La complicité de la SNCF dans la déportation durant l’occupation nazie : que révèlent les historiens ?
La SNCF, toujours confrontée à des défis contemporains tels que les retards et les grèves, est aussi sous le feu des critiques pour son rôle dans l’Holocauste. Dans les années 1990, un document compromettant a révélé la participation de l’entreprise au transport de déportés, provoquant un profond examen de conscience, rapporte TopTribune.

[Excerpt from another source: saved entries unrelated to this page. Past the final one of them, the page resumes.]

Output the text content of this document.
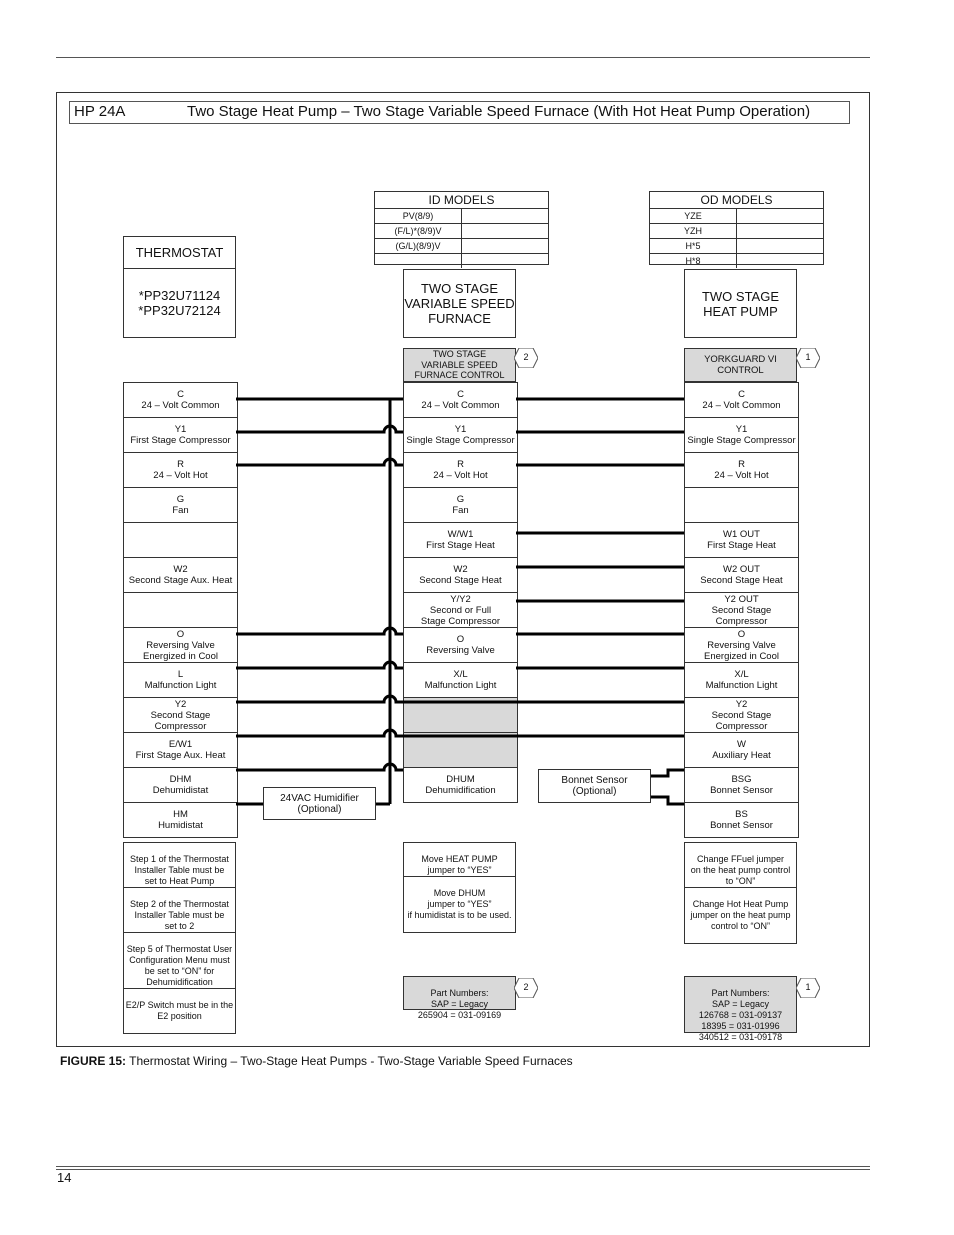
HP 24A	Two Stage Heat Pump – Two Stage Variable Speed Furnace (With Hot Heat Pump Operation)
ID MODELS
PV(8/9)
(F/L)*(8/9)V
(G/L)(8/9)V
OD MODELS
YZE
YZH
H*5
H*8
THERMOSTAT
*PP32U71124
*PP32U72124
TWO STAGE
VARIABLE SPEED
FURNACE
TWO STAGE
VARIABLE SPEED
FURNACE CONTROL
TWO STAGE
HEAT PUMP
YORKGUARD VI
CONTROL
2	1
C
24 – Volt Common
Y1
First Stage Compressor
R
24 – Volt Hot
G
Fan
W2
Second Stage Aux. Heat
O
Reversing Valve
Energized in Cool
L
Malfunction Light
Y2
Second Stage Compressor
E/W1
First Stage Aux. Heat
DHM
Dehumidistat
HM
Humidistat
C
24 – Volt Common
Y1
Single Stage Compressor
R
24 – Volt Hot
G
Fan
W/W1
First Stage Heat
W2
Second Stage Heat
Y/Y2
Second or Full
Stage Compressor
O
Reversing Valve
X/L
Malfunction Light
DHUM
Dehumidification
C
24 – Volt Common
Y1
Single Stage Compressor
R
24 – Volt Hot
W1 OUT
First Stage Heat
W2 OUT
Second Stage Heat
Y2 OUT
Second Stage Compressor
O
Reversing Valve
Energized in Cool
X/L
Malfunction Light
Y2
Second Stage Compressor
W
Auxiliary Heat
BSG
Bonnet Sensor
BS
Bonnet Sensor
24VAC Humidifier
(Optional)
Bonnet Sensor
(Optional)

Step 1 of the Thermostat
Installer Table must be
set to Heat Pump

Step 2 of the Thermostat
Installer Table must be
set to 2

Step 5 of Thermostat User
Configuration Menu must
be set to “ON” for
Dehumidification

E2/P Switch must be in the
E2 position

Move HEAT PUMP
jumper to “YES”

Move DHUM
jumper to “YES”
if humidistat is to be used.

Change FFuel jumper
on the heat pump control
to “ON”

Change Hot Heat Pump
jumper on the heat pump
control to “ON”

Part Numbers:
SAP = Legacy
265904 = 031-09169

2

Part Numbers:
SAP = Legacy
126768 = 031-09137
18395 = 031-01996
340512 = 031-09178

1
FIGURE 15: Thermostat Wiring – Two-Stage Heat Pumps - Two-Stage Variable Speed Furnaces
14
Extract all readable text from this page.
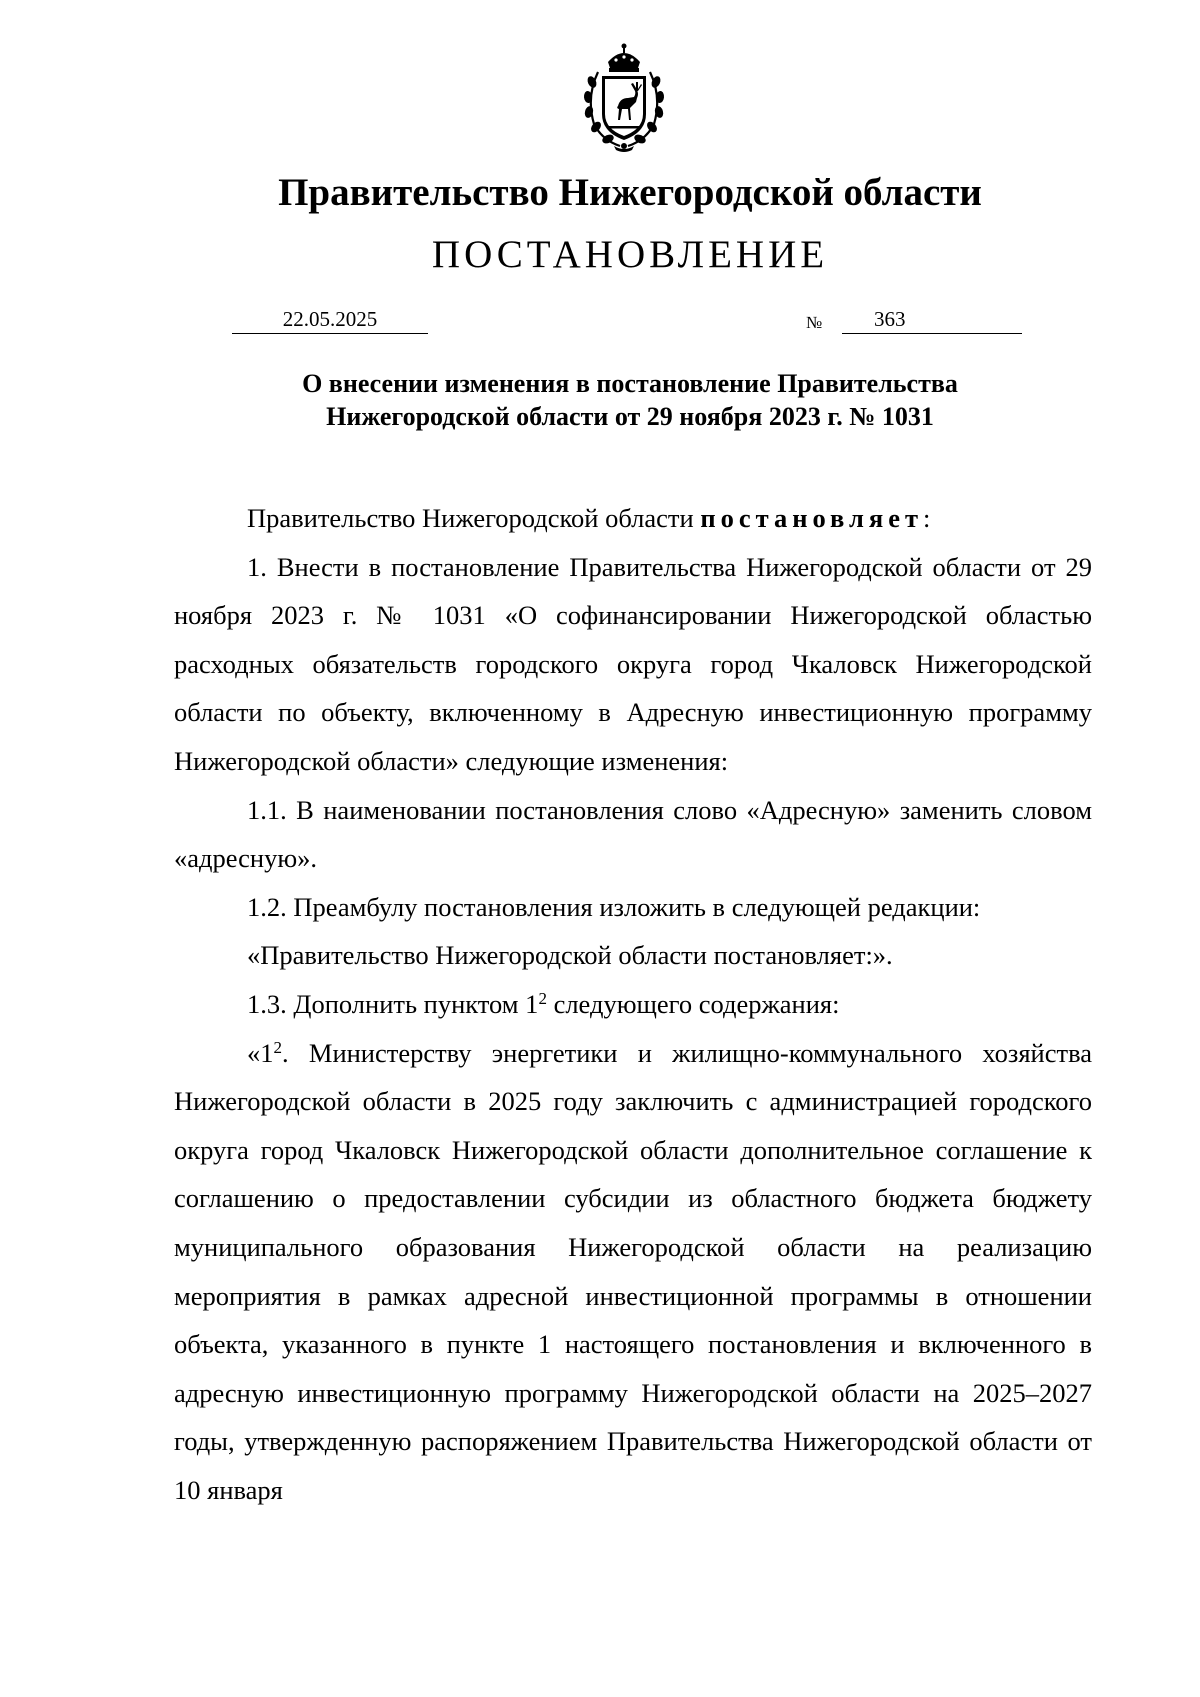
Правительство Нижегородской области
ПОСТАНОВЛЕНИЕ
22.05.2025	№	363
О внесении изменения в постановление Правительства
Нижегородской области от 29 ноября 2023 г. № 1031

Правительство Нижегородской области постановляет:

1. Внести в постановление Правительства Нижегородской области от 29 ноября 2023 г. № 1031 «О софинансировании Нижегородской областью расходных обязательств городского округа город Чкаловск Нижегородской области по объекту, включенному в Адресную инвестиционную программу Нижегородской области» следующие изменения:

1.1. В наименовании постановления слово «Адресную» заменить словом «адресную».

1.2. Преамбулу постановления изложить в следующей редакции:

«Правительство Нижегородской области постановляет:».

1.3. Дополнить пунктом $1^2$ следующего содержания:

«$1^2$. Министерству энергетики и жилищно-коммунального хозяйства Нижегородской области в 2025 году заключить с администрацией городского округа город Чкаловск Нижегородской области дополнительное соглашение к соглашению о предоставлении субсидии из областного бюджета бюджету муниципального образования Нижегородской области на реализацию мероприятия в рамках адресной инвестиционной программы в отношении объекта, указанного в пункте 1 настоящего постановления и включенного в адресную инвестиционную программу Нижегородской области на 2025–2027 годы, утвержденную распоряжением Правительства Нижегородской области от 10 января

Le 22 juin 1940, jour de la capitulation française, la SNCF, nationalisée deux ans plus tôt, fut mise à la disposition de l’occupant allemand. Le transport ferroviaire devait alors servir les intérêts de l’Allemagne, avec le personnel et les infrastructures requis sur ordre occupé. Ce transfert des ressources a été facilité par le régime de Vichy, qui a collaboré avec les nazis.
Le président de la SNCF de l’époque, Pierre-Eugène Fournier, a déclaré en 1941 que la France « est disposée, dans le cadre de la politique de collaboration, à trouver une solution pratique qui permette à la SNCF d’apporter une aide à l’Allemagne, à condition que les besoins vitaux de la France soient assurés ». La SNCF a ainsi été indemnisée par l’Allemagne pour ses services.
Voyage sans retour
Les agents de la SNCF ont continué leurs fonctions normales sous la supervision de l’armée d’occupation. Fin 1942, la SNCF indiquait que « le trafic que nous avons assuré au cours de l’exercice est l’un des plus importants que les Chemins de fer français aient connu depuis 1920 ». Cependant, les wagons étaient désormais utilisés pour transporter des déportés, avec le premier convoi de déportés partant de la région parisienne en mars 1942, dans le cadre de la « Solution finale ».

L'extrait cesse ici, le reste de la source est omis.